State Industry Minister Subash Desai on Wednesday said the land which senior BJP leader Eknath Khadse had “purchased” from the “original owner” in Bhosari belonged to the Maharashtra Industrial Development Corporation (MIDC).
On Tuesday, the Maharashtra Anti-Corruption Bureau (ACB) reportedly submitted a report in the court stating that it has not found any concrete evidence against him. In his complaint to the police on May 30, 2016, Pune-based builder Hemant Gawande had alleged that Khadse misused his power as a minister and purchased land in Bhosari area, owned by MIDC, in the name of his wife and son-in-law at Rs 3.75 crore, as against the market price of Rs 40 crore.
In the wake of the complaint, Desai had said that the three-acre plot of land in Bhosari was purchased by MIDC from the original owner in 1971 and alloted to a clutch of companies. On Wednesday, Desai maintained the same position. Without naming the former minister, he said he would not comment about what he (Khadse) did, but would speak about the process involved. “MIDC land is never sold… it is leased out and alloted for a certain period. In this case, it has been alloted on lease to some industrial units,” he said.
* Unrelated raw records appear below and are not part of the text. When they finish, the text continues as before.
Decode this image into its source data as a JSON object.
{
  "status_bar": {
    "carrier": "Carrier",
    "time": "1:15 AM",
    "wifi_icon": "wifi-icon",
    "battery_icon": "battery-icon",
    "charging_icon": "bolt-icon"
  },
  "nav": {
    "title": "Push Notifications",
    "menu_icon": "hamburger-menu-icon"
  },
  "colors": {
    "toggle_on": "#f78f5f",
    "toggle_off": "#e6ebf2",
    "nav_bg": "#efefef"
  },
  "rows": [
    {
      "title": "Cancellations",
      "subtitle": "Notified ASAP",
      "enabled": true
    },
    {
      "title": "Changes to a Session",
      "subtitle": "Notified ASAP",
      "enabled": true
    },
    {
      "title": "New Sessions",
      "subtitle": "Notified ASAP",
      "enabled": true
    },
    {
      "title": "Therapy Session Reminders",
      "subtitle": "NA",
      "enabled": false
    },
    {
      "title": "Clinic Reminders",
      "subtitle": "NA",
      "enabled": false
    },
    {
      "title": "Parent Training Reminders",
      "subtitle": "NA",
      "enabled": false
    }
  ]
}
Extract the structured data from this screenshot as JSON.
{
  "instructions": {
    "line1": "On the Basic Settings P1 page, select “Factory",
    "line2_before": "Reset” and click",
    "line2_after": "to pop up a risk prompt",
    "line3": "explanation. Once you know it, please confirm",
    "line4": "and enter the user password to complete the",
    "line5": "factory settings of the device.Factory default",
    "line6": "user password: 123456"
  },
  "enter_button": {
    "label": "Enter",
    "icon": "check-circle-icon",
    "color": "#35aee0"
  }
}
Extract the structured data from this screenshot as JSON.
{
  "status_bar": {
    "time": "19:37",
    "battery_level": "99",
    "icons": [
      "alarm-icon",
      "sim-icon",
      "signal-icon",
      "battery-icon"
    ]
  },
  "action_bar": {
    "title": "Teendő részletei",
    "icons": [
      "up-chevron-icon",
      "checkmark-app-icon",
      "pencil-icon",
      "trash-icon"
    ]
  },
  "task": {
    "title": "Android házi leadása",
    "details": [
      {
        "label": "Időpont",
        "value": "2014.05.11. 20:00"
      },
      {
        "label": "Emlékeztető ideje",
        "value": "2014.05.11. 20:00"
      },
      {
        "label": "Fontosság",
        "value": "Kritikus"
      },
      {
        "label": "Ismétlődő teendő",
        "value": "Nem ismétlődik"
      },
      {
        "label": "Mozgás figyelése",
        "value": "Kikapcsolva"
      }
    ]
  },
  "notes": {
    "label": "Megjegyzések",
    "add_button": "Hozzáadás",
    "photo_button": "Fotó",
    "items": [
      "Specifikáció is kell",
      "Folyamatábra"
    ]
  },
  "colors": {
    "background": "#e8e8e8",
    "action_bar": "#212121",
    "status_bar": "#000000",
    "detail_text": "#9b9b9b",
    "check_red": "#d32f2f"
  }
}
According to records reviewed by The Indian Express, Khadse’s wife Mandakini and son-in-law Girish Chaudhari had purchased the land from Abbas Ukani on April 27, 2016, for Rs 3.75 crore. The market value of the plot was estimated to be much more. Pune-based builder Gawande said, “If the ACB has given a clean chit to Khadse, it means the sale deed executed by Khadse is legal. In that case, the land belongs to Khadse. But Desai says the land belongs to MIDC. Who is the real owner? The state government should come clean about this…”
Gawande said 13 industrial units had been set up on the three-acre land. “What will happen to these industrial units…,” he asked. He said even if the BJP leader did “purchase” the land, he had betrayed the trust of the people. “His motive is suspect. He knew that under the new Act, he would receive a huge compensation. As a minister, he was not supposed to misuse the confidential information,” said Gawande.
The builder said he would have to take the matter to the Bombay High Court. “When I had first filed the complaint with Bundgarden police, they had said no case could be filed on the matter. I had then approached the High Court, which had asked the ACB to probe the matter. Though the High Court had not asked the ACB to report to it, I will now approach the High Court,” he said.
Khadse had argued that MIDC acquired the piece of land in 1968, but failed to finalise the award as it did not compensate the original owner. Khadse had said that if the award is not finalised within the stipulated period of 40 years from the date of land acquisition, the process of acquisition automatically lapses. Khadse pointed out that in the case of the land in Bhosari, over 40 years had passed, so the MIDC did not have any claim over the land.